S&P raise not fair, nor scientific: Turkish PM
ANKARA - Hürriyet Daily News
Turkish Prime Minister Erdoğan adresses to his party group. DAILY NEWS photo, Selahattin SÖNMEZTurkish Prime Minister Recep Tayyip Erdoğan said Standard & Poor’s move to raise Turkey’s sovereign credit rating to BB-plus from BB was an important development, but not sufficient.
“This rating upgrade is neither fair nor scientific. We do not want an ideological approach,” he said during his address to the parliamentary group of his party.
Echoing his cabinet’s previous remarks, the prime minister also slammed the ratings agencies and said they want this insufficient rating upgrade “to be fixed.”
Ratings agency Standard & Poor’s raised Turkey to within a whisker of investment grade on March 27, citing a rebalancing economy and progress in a Kurdish peace process, but the move failed to impress the country’s rulers and business circles as all seemed to think that “Turkey deserves more.”

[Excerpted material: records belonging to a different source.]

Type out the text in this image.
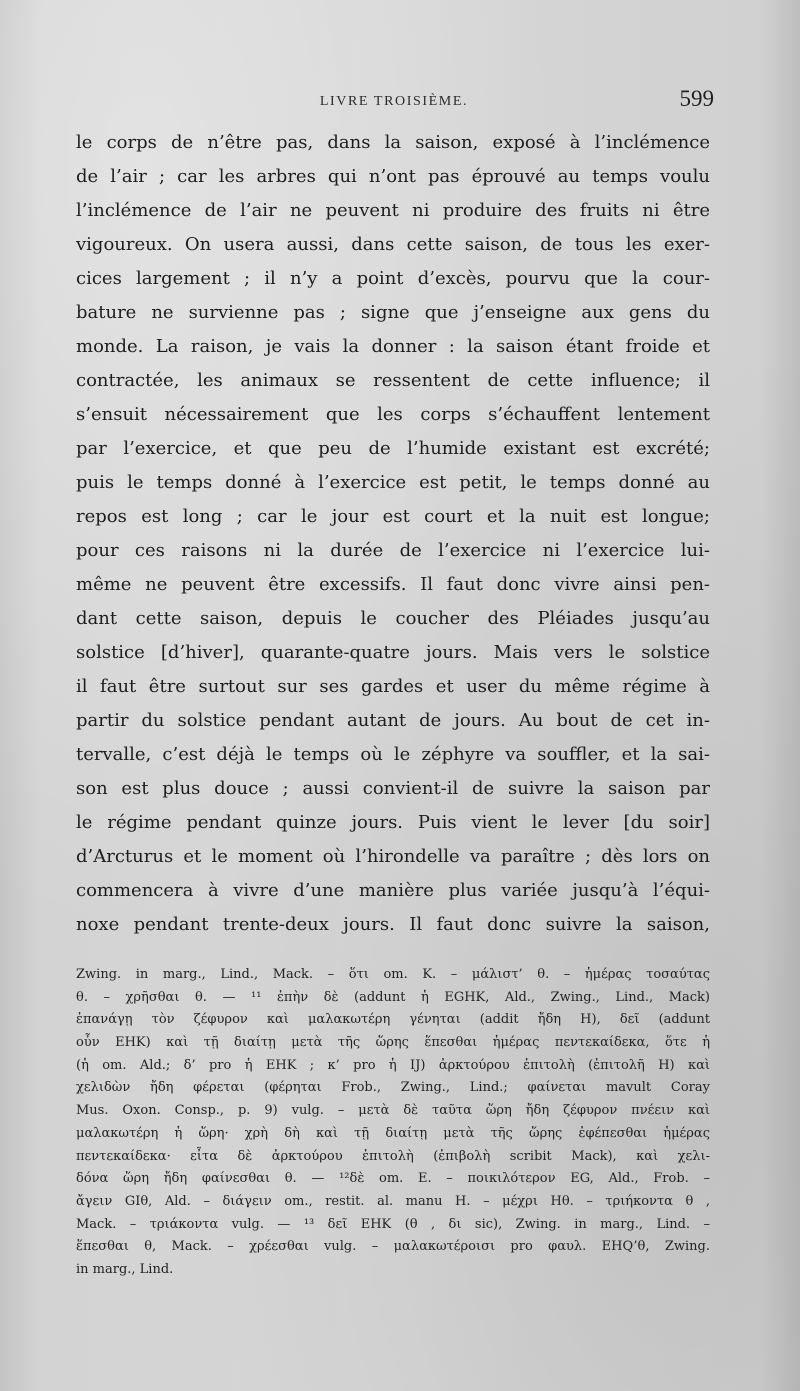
LIVRE TROISIÈME.	599
le corps de n’être pas, dans la saison, exposé à l’inclémence
de l’air ; car les arbres qui n’ont pas éprouvé au temps voulu
l’inclémence de l’air ne peuvent ni produire des fruits ni être
vigoureux. On usera aussi, dans cette saison, de tous les exer-
cices largement ; il n’y a point d’excès, pourvu que la cour-
bature ne survienne pas ; signe que j’enseigne aux gens du
monde. La raison, je vais la donner : la saison étant froide et
contractée, les animaux se ressentent de cette influence; il
s’ensuit nécessairement que les corps s’échauffent lentement
par l’exercice, et que peu de l’humide existant est excrété;
puis le temps donné à l’exercice est petit, le temps donné au
repos est long ; car le jour est court et la nuit est longue;
pour ces raisons ni la durée de l’exercice ni l’exercice lui-
même ne peuvent être excessifs. Il faut donc vivre ainsi pen-
dant cette saison, depuis le coucher des Pléiades jusqu’au
solstice [d’hiver], quarante-quatre jours. Mais vers le solstice
il faut être surtout sur ses gardes et user du même régime à
partir du solstice pendant autant de jours. Au bout de cet in-
tervalle, c’est déjà le temps où le zéphyre va souffler, et la sai-
son est plus douce ; aussi convient-il de suivre la saison par
le régime pendant quinze jours. Puis vient le lever [du soir]
d’Arcturus et le moment où l’hirondelle va paraître ; dès lors on
commencera à vivre d’une manière plus variée jusqu’à l’équi-
noxe pendant trente-deux jours. Il faut donc suivre la saison,
Zwing. in marg., Lind., Mack. – ὅτι om. K. – μάλιστ’ θ. – ἡμέρας τοσαύτας
θ. – χρῆσθαι θ. — ¹¹ ἐπὴν δὲ (addunt ἡ EGHK, Ald., Zwing., Lind., Mack)
ἐπανάγῃ τὸν ζέφυρον καὶ μαλακωτέρη γένηται (addit ἤδη H), δεῖ (addunt
οὖν EHK) καὶ τῇ διαίτῃ μετὰ τῆς ὥρης ἕπεσθαι ἡμέρας πεντεκαίδεκα, ὅτε ἡ
(ἡ om. Ald.; δ’ pro ἡ EHK ; κ’ pro ἡ IJ) ἀρκτούρου ἐπιτολὴ (ἐπιτολῆ H) καὶ
χελιδὼν ἤδη φέρεται (φέρηται Frob., Zwing., Lind.; φαίνεται mavult Coray
Mus. Oxon. Consp., p. 9) vulg. – μετὰ δὲ ταῦτα ὥρη ἤδη ζέφυρον πνέειν καὶ
μαλακωτέρη ἡ ὥρη· χρὴ δὴ καὶ τῇ διαίτῃ μετὰ τῆς ὥρης ἐφέπεσθαι ἡμέρας
πεντεκαίδεκα· εἶτα δὲ ἀρκτούρου ἐπιτολὴ (ἐπιβολὴ scribit Mack), καὶ χελι-
δόνα ὥρη ἤδη φαίνεσθαι θ. — ¹²δὲ om. E. – ποικιλότερον EG, Ald., Frob. –
ἄγειν GIθ, Ald. – διάγειν om., restit. al. manu H. – μέχρι Hθ. – τριήκοντα θ ,
Mack. – τριάκοντα vulg. — ¹³ δεῖ EHK (θ , δι sic), Zwing. in marg., Lind. –
ἕπεσθαι θ, Mack. – χρέεσθαι vulg. – μαλακωτέροισι pro φαυλ. EHQ’θ, Zwing.
in marg., Lind.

S&P has had a rocky relationship with Turkey, which reacted angrily last year to the ratings agency’s downward revision of its outlook to stable from positive. The agency converted its ratings on Turkey to “unsolicited” in January, meaning it is not paid by the country to provide cover but does so anyway.
After several disagreements with the ratings agencies, the government, feeling underestimated, directed the Banks Association of Turkey (TBB) to establish a local credit ratings agency.
Fitch upgraded Turkey to an investment grade of BBB in November, citing its moderate and declining levels of public debt. Fitch is the only ratings institution among the top three to have kept Turkey in the “investible” category.Turkish investors expected a possible upgrade by Moody’s but the agency has made it clear that Turkey’s ongoing vulnerabilities were holding the country back.
During his remarks the prime minister also praised the recently announced 2.2 percent of Turkish economic growth rate for 2012, saying even it’s below the expectations, it’s a success compared to other countries. Turkish economy grew 8.8 percent in 2011 and 9.2 percent in 2010.